Engaging in the conflict cycle in other countries to gain outcomes favourable to one’s own interests is akin to playing in the champions league of foreign policy. Doing this effectively and responsibly requires a coherent and full-spectrum political strategy as well as the diplomatic, financial, developmental and military means to deliver it. It is clear from the scope of the security interests articulated in the European Union’s (EU) Global Strategy (2016) and its many associated foreign policy statements that the EU intends to meet these requirements. However, study of EU institutional policies and interventions in the Syrian and Iraqi civil wars highlights that it falls well short of doing so. As a result, EU institutions are not well placed to intervene effectively in high intensity conflicts with existential features such as these two civil wars. This observation may extend to violent conflict more broadly.

Reasons for this state of affairs include: the absence of a strategic culture supported by mechanisms that can generate coherent and long-term interventions, including force deployment; EU Member State reluctance to endow EU institutions with a full-spectrum foreign policy toolkit; and bureaucratic interoperability problems. Underlying such reasons is the fact that the foreign policy interests of EU Member States are diverse and sometimes competitive, which limits the demand for EU foreign policy as a public good that is produced by the EU’s institutions.

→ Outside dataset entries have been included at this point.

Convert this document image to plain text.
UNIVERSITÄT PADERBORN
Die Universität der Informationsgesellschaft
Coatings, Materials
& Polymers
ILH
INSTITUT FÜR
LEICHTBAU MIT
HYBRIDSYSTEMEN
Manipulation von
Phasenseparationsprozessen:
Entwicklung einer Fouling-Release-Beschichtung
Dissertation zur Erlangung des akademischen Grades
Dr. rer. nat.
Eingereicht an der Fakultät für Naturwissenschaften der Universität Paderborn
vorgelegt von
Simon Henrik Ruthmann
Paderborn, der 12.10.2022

In conflicts like the Syrian and Iraqi civil wars, with their high levels of violence and existential elements, this state of affairs makes EU institutions ‘event takers’. That, in turn, is problematic because it is conflicts such as these that can produce negative effects for the EU, such as damaging the international legal order, generating human flight, developmental regress, causing regional conflict spill-over, radicalization and transnational organised crime. Instead of mobilising to address such conflicts as a collective action problem, EU Member States have largely preferred to remain in the social trap of prioritising their individual foreign policies – attractive in the short term, but less effective in the long term. Despite promising recent policy developments in Brussel, this situation is likely to persist in the near future.

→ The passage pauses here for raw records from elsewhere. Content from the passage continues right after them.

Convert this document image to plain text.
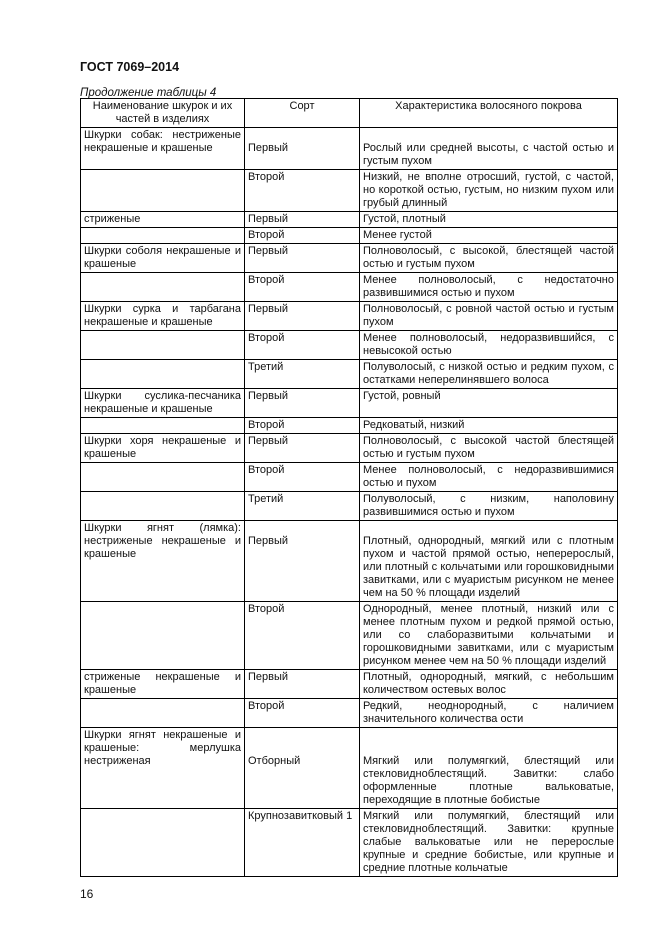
ГОСТ 7069–2014
Продолжение таблицы 4
Наименование шкурок и их частей в изделиях	Сорт	Характеристика волосяного покрова
Шкурки собак: нестриженые некрашеные и крашеные	Первый	Рослый или средней высоты, с частой остью и густым пухом

	Второй	Низкий, не вполне отросший, густой, с частой, но короткой остью, густым, но низким пухом или грубый длинный
стриженые	Первый	Густой, плотный
	Второй	Менее густой
Шкурки соболя некрашеные и крашеные	Первый	Полноволосый, с высокой, блестящей частой остью и густым пухом
	Второй	Менее полноволосый, с недостаточно развившимися остью и пухом
Шкурки сурка и тарбагана некрашеные и крашеные	Первый	Полноволосый, с ровной частой остью и густым пухом
	Второй	Менее полноволосый, недоразвившийся, с невысокой остью
	Третий	Полуволосый, с низкой остью и редким пухом, с остатками неперелинявшего волоса
Шкурки суслика-песчаника некрашеные и крашеные	Первый	Густой, ровный
	Второй	Редковатый, низкий
Шкурки хоря некрашеные и крашеные	Первый	Полноволосый, с высокой частой блестящей остью и густым пухом
	Второй	Менее полноволосый, с недоразвившимися остью и пухом
	Третий	Полуволосый, с низким, наполовину развившимися остью и пухом
Шкурки ягнят (лямка): нестриженые некрашеные и крашеные	Первый	Плотный, однородный, мягкий или с плотным пухом и частой прямой остью, неперерослый, или плотный с кольчатыми или горошковидными завитками, или с муаристым рисунком не менее чем на 50 % площади изделий

	Второй	Однородный, менее плотный, низкий или с менее плотным пухом и редкой прямой остью, или со слаборазвитыми кольчатыми и горошковидными завитками, или с муаристым рисунком менее чем на 50 % площади изделий
стриженые некрашеные и крашеные	Первый	Плотный, однородный, мягкий, с небольшим количеством остевых волос
	Второй	Редкий, неоднородный, с наличием значительного количества ости
Шкурки ягнят некрашеные и крашеные: мерлушка нестриженая	Отборный	Мягкий или полумягкий, блестящий или стекловидноблестящий. Завитки: слабо оформленные плотные вальковатые, переходящие в плотные бобистые

	Крупнозавитковый 1	Мягкий или полумягкий, блестящий или стекловидноблестящий. Завитки: крупные слабые вальковатые или не перерослые крупные и средние бобистые, или крупные и средние плотные кольчатые
16
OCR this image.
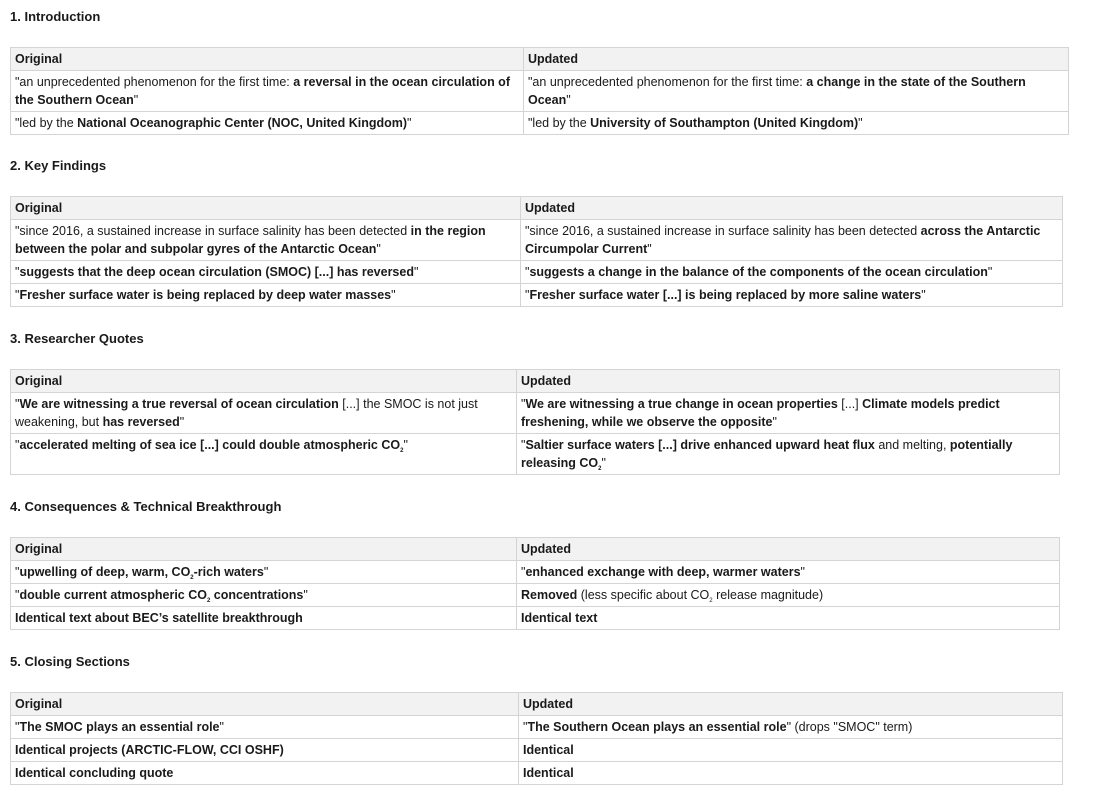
1. Introduction
Original	Updated
"an unprecedented phenomenon for the first time: a reversal in the ocean circulation of the Southern Ocean"	"an unprecedented phenomenon for the first time: a change in the state of the Southern Ocean"
"led by the National Oceanographic Center (NOC, United Kingdom)"	"led by the University of Southampton (United Kingdom)"
2. Key Findings
Original	Updated
"since 2016, a sustained increase in surface salinity has been detected in the region between the polar and subpolar gyres of the Antarctic Ocean"	"since 2016, a sustained increase in surface salinity has been detected across the Antarctic Circumpolar Current"
"suggests that the deep ocean circulation (SMOC) [...] has reversed"	"suggests a change in the balance of the components of the ocean circulation"
"Fresher surface water is being replaced by deep water masses"	"Fresher surface water [...] is being replaced by more saline waters"
3. Researcher Quotes
Original	Updated
"We are witnessing a true reversal of ocean circulation [...] the SMOC is not just weakening, but has reversed"	"We are witnessing a true change in ocean properties [...] Climate models predict freshening, while we observe the opposite"
"accelerated melting of sea ice [...] could double atmospheric $CO_2$"	"Saltier surface waters [...] drive enhanced upward heat flux and melting, potentially releasing $CO_2$"
4. Consequences & Technical Breakthrough
Original	Updated
"upwelling of deep, warm, $CO_2$-rich waters"	"enhanced exchange with deep, warmer waters"
"double current atmospheric $CO_2$ concentrations"	Removed (less specific about $CO_2$ release magnitude)
Identical text about BEC’s satellite breakthrough	Identical text
5. Closing Sections
Original	Updated
"The SMOC plays an essential role"	"The Southern Ocean plays an essential role" (drops "SMOC" term)
Identical projects (ARCTIC-FLOW, CCI OSHF)	Identical
Identical concluding quote	Identical
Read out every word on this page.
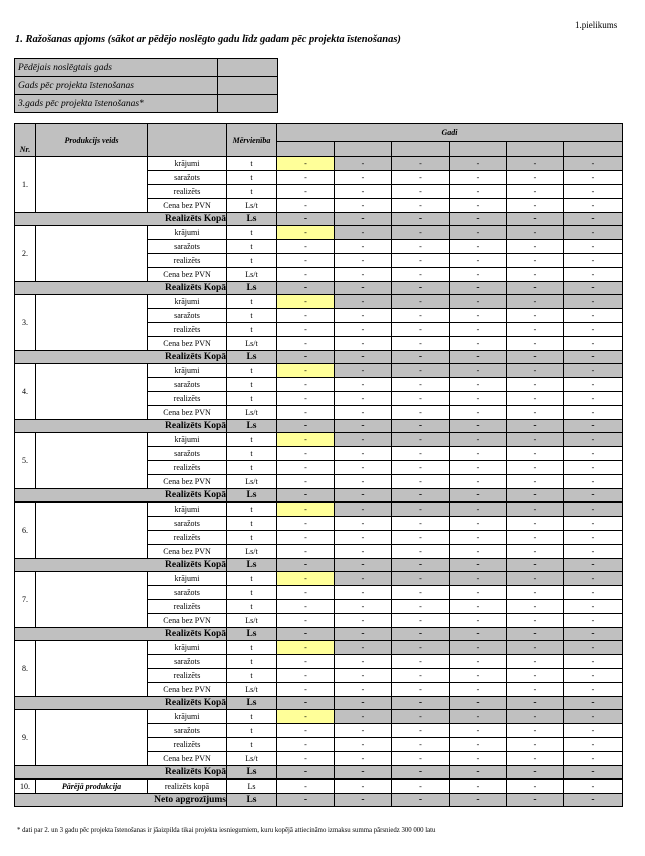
1.pielikums
1. Ražošanas apjoms (sākot ar pēdējo noslēgto gadu līdz gadam pēc projekta īstenošanas)
Pēdējais noslēgtais gads	
Gads pēc projekta īstenošanas	
3.gads pēc projekta īstenošanas*	
Nr.	Produkcijs veids		Mērvienība	Gadi					

1.		krājumi	t	-	-	-	-	-	-
		saražots	t	-	-	-	-	-	-
		realizēts	t	-	-	-	-	-	-
		Cena bez PVN	Ls/t	-	-	-	-	-	-
Realizēts Kopā			Ls	-	-	-	-	-	-
2.		krājumi	t	-	-	-	-	-	-
		saražots	t	-	-	-	-	-	-
		realizēts	t	-	-	-	-	-	-
		Cena bez PVN	Ls/t	-	-	-	-	-	-
Realizēts Kopā			Ls	-	-	-	-	-	-
3.		krājumi	t	-	-	-	-	-	-
		saražots	t	-	-	-	-	-	-
		realizēts	t	-	-	-	-	-	-
		Cena bez PVN	Ls/t	-	-	-	-	-	-
Realizēts Kopā			Ls	-	-	-	-	-	-
4.		krājumi	t	-	-	-	-	-	-
		saražots	t	-	-	-	-	-	-
		realizēts	t	-	-	-	-	-	-
		Cena bez PVN	Ls/t	-	-	-	-	-	-
Realizēts Kopā			Ls	-	-	-	-	-	-
5.		krājumi	t	-	-	-	-	-	-
		saražots	t	-	-	-	-	-	-
		realizēts	t	-	-	-	-	-	-
		Cena bez PVN	Ls/t	-	-	-	-	-	-
Realizēts Kopā			Ls	-	-	-	-	-	-
6.		krājumi	t	-	-	-	-	-	-
		saražots	t	-	-	-	-	-	-
		realizēts	t	-	-	-	-	-	-
		Cena bez PVN	Ls/t	-	-	-	-	-	-
Realizēts Kopā			Ls	-	-	-	-	-	-
7.		krājumi	t	-	-	-	-	-	-
		saražots	t	-	-	-	-	-	-
		realizēts	t	-	-	-	-	-	-
		Cena bez PVN	Ls/t	-	-	-	-	-	-
Realizēts Kopā			Ls	-	-	-	-	-	-
8.		krājumi	t	-	-	-	-	-	-
		saražots	t	-	-	-	-	-	-
		realizēts	t	-	-	-	-	-	-
		Cena bez PVN	Ls/t	-	-	-	-	-	-
Realizēts Kopā			Ls	-	-	-	-	-	-
9.		krājumi	t	-	-	-	-	-	-
		saražots	t	-	-	-	-	-	-
		realizēts	t	-	-	-	-	-	-
		Cena bez PVN	Ls/t	-	-	-	-	-	-
Realizēts Kopā			Ls	-	-	-	-	-	-
10.	Pārējā produkcija	realizēts kopā	Ls	-	-	-	-	-	-
Neto apgrozījums			Ls	-	-	-	-	-	-
* dati par 2. un 3 gadu pēc projekta īstenošanas ir jāaizpilda tikai projekta iesniegumiem, kuru kopējā attiecināmo izmaksu summa pārsniedz 300 000 latu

With this problem in mind, the core recommendation of the paper is to increase the effectiveness of EU institutional interventions in high-intensity conflicts by institutionalising full-spectrum decision making, policy implementation and force deployment modalities for the EU as a whole, as well as for EU coalitions of the willing.

The parallel existence of such tracks will enable the EU to act jointly in conflicts where Member States have more or less compatible foreign policy preferences with matching intensity preferences, and to act in part in conflicts where Member States have more or less compatible foreign policy preferences with a mixed distribution of intensity preferences (like Iraq or arguably Syria). EU foreign policy inaction, including institutional paralysis, will continue to occur where Member States’ foreign policy preferences are largely not compatible and have high-intensity preferences.

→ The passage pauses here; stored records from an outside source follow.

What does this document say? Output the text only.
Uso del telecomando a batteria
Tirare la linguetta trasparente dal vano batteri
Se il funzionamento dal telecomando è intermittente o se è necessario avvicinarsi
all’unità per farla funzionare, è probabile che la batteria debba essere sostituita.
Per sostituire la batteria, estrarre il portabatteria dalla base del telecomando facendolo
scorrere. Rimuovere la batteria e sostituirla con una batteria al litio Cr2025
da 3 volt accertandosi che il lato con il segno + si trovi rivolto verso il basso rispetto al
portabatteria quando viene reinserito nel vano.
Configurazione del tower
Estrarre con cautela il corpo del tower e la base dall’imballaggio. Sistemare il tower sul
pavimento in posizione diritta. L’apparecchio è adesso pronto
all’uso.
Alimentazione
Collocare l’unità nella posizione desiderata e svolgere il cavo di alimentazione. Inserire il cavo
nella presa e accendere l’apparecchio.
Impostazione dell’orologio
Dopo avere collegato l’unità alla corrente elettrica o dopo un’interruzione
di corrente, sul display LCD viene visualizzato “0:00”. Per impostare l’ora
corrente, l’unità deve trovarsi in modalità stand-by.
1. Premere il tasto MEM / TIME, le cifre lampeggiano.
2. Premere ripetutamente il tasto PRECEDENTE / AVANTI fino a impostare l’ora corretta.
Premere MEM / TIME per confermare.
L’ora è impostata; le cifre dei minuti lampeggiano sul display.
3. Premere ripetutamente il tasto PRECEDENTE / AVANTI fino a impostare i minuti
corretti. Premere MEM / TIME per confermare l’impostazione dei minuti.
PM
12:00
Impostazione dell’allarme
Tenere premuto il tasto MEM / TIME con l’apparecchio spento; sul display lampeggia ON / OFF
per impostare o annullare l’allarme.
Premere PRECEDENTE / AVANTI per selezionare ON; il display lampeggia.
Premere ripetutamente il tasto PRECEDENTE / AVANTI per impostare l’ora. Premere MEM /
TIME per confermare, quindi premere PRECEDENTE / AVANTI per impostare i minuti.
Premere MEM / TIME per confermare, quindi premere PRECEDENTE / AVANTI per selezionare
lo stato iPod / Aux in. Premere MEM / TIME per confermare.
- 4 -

To operationalise such modalities, EU Member States need to install two critical system upgrades regarding the existing toolkit for EU institutional engagement in the conflict cycle:

The EU’s institutions need to be enabled to mobilise dedicated conflict task forces, with broad authorisation to create, align and implement political conflict strategies across the EU bureaucracy that leverage short- and long-term capabilities and interventions coherently (including sanctions, funds and missions). Such task forces can build on the existing practice of inter-services consultations.

The EU as a whole needs the capability to deploy armed force on the battlefield. This can be done indirectly by providing training, (lethal) material and mentoring support for partner armed forces – including non-state groups – via the European Peace Facility. It can also be done more directly by creating limited high-end EU expeditionary military forces (off-budget) that can be deployed in support of such partner armed forces. Reviving the EU Battlegroups could be an element of such an upgrade. The purpose of force deployment is to support partner armed forces in a bid to halt atrocities or to create conditions amenable to negotiating a solution to the conflict - not to engage in sustained conventional warfare.

Both upgrades require significant prior improvement of the quality of the EU’s conflict analyses, as well as the processes by which such analyses are connected to political conflict strategy design, review and implementation. Examination of EU institutional interventions during the Syrian and Iraqi civil wars demonstrates that its understanding of both conflicts was partial at best and dangerously incomplete at worst. Unsurprisingly, this creates a risk of interventions doing more harm than good. While creating harmful effects cannot be avoided in the fog of war, there is ample scope to improve the current conflict analysis practices of the EU institutions first.

The two conflicts assessed in this report suggest that EU institutions do a decent job on the softer aspects of conflict – mostly humanitarian aid and peacebuilding – which helps to mitigate its awful consequences. But if the EU wishes its institutions to engage effectively across the entire conflict cycle, it needs to create institutional modalities that can better navigate alternating constellations of Member State interests, develop more coherent political intervention strategies backed by high-quality resources and be able to deploy limited (auxiliary) force on the battlefield.